Uitheemsche geneeskunde termen

dr. H. Pinkhof (1923)

Gepubliceerd op 26-06-2020

Taenia

betekenis & definitie

1. (in de ontleedkunde) streep of band. Taeniae acústica (s. medullares), = striae medullares fossae rhomboideae.

T. cérebri, getande zoom aan de grens der hersenzelfstandigheid, grenzende aan het epithelium der tela chorioidea (zie ald.); hiertoe behoren de T. fimbriae, T. fornicis en T. thalami. T. chorioidea, de getande binnenrand van de lamina affixa van de thalamus (zie ald.). T. coli, drie strepen op de oppervlakte van de karteldarm, overeenkomende met in de lengte lopende spieren; twee bevinden zich op de plaats van aanhechting resp. van het mesocoion en het omentum (T. mesocolica en T. omentalis), de derde is vrij (T. libera). T. fimbriae (vgl. Fimbria), dunne mergstreep aan de hippocampus, zichtbaar na verwijdering van de plexus chorioideus. T. fornicis, dunne mergstreep aan de fornix, verlengde van de T. fimbriae.

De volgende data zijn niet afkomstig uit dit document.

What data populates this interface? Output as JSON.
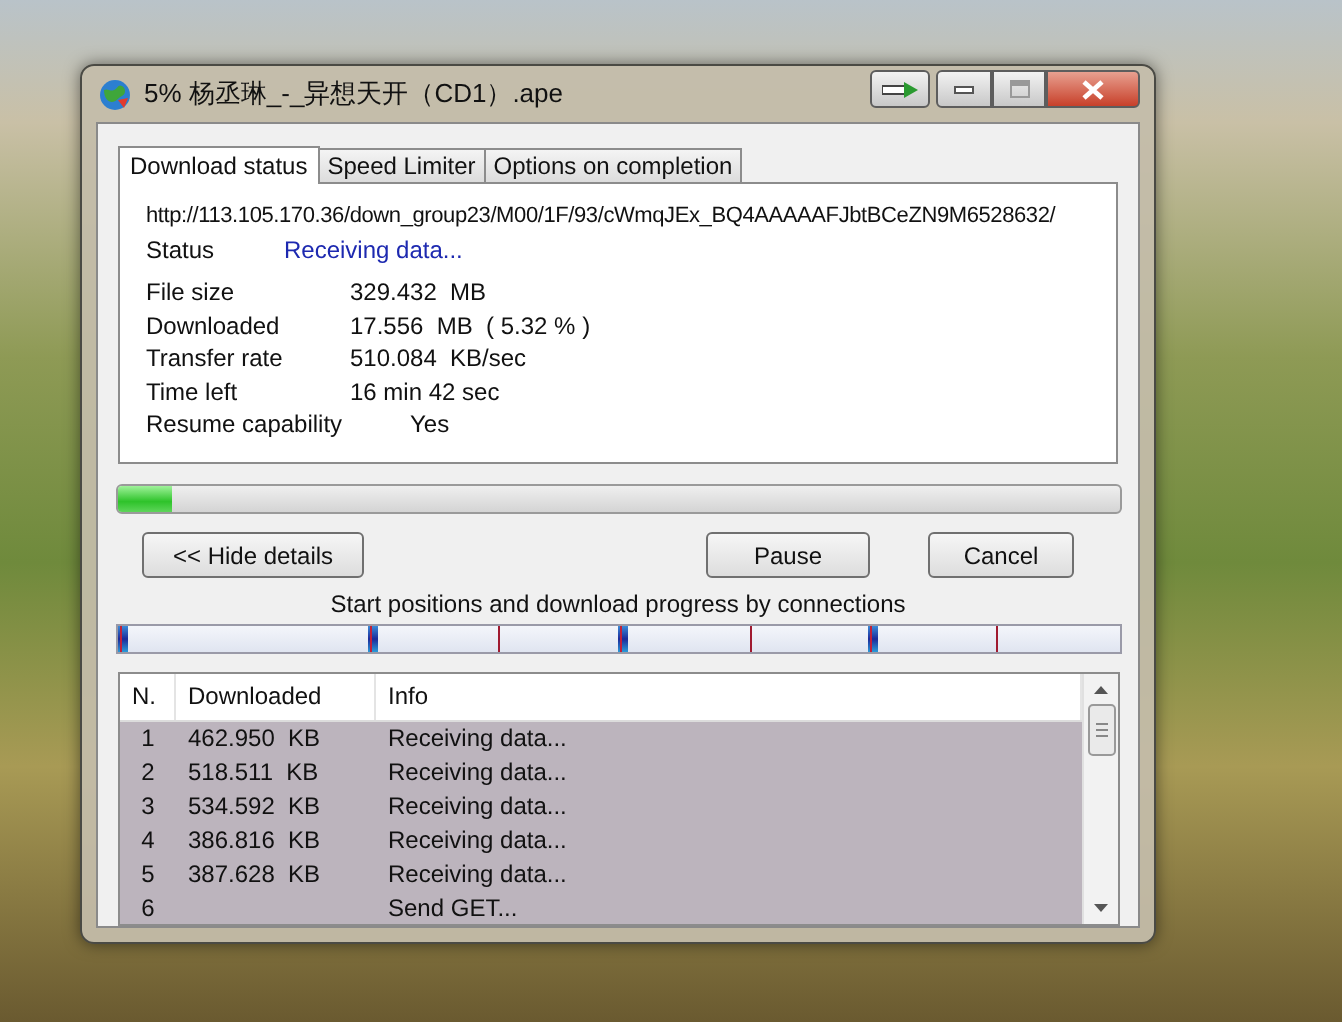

T. libera, T. mesocolica, T. omentalis, vgl. T. coli. T. pylóri, = ligamentum pylori (zie ald.). T. terminal is, = T. fimbriae. T. thalami, de mediale grenslijn der stria medullaris van de thalamus opticus. T.Valsalvae, = T. coli.

T. ventriculi IV, langwerpige verhevenheid aan weerszijden van het achterste gedeelte der vierde hersenkamer; 2. (in de dierkunde), lintworm. T. acanthótrias, lintworm, waarvan de blaasworm, in het spiervlees en de hersenen van de mens voorkomende, drie kransen van haken aan de kop heeft. T. aegyptiaca, = T. nana. T. armata (Lat., gewapend, nl. met een krans van haken), = T. solium. T. canlna (Lat., caninus, tot de hond behorende), cucumerina (Lat., komkommerpitvormig; nl. de leden), elliptica, honden- of kattenlintworm, bij kinderen voorkomend; tegenwoordige naam dipylidium caninum. T. echinococcus, zie Echinococcus.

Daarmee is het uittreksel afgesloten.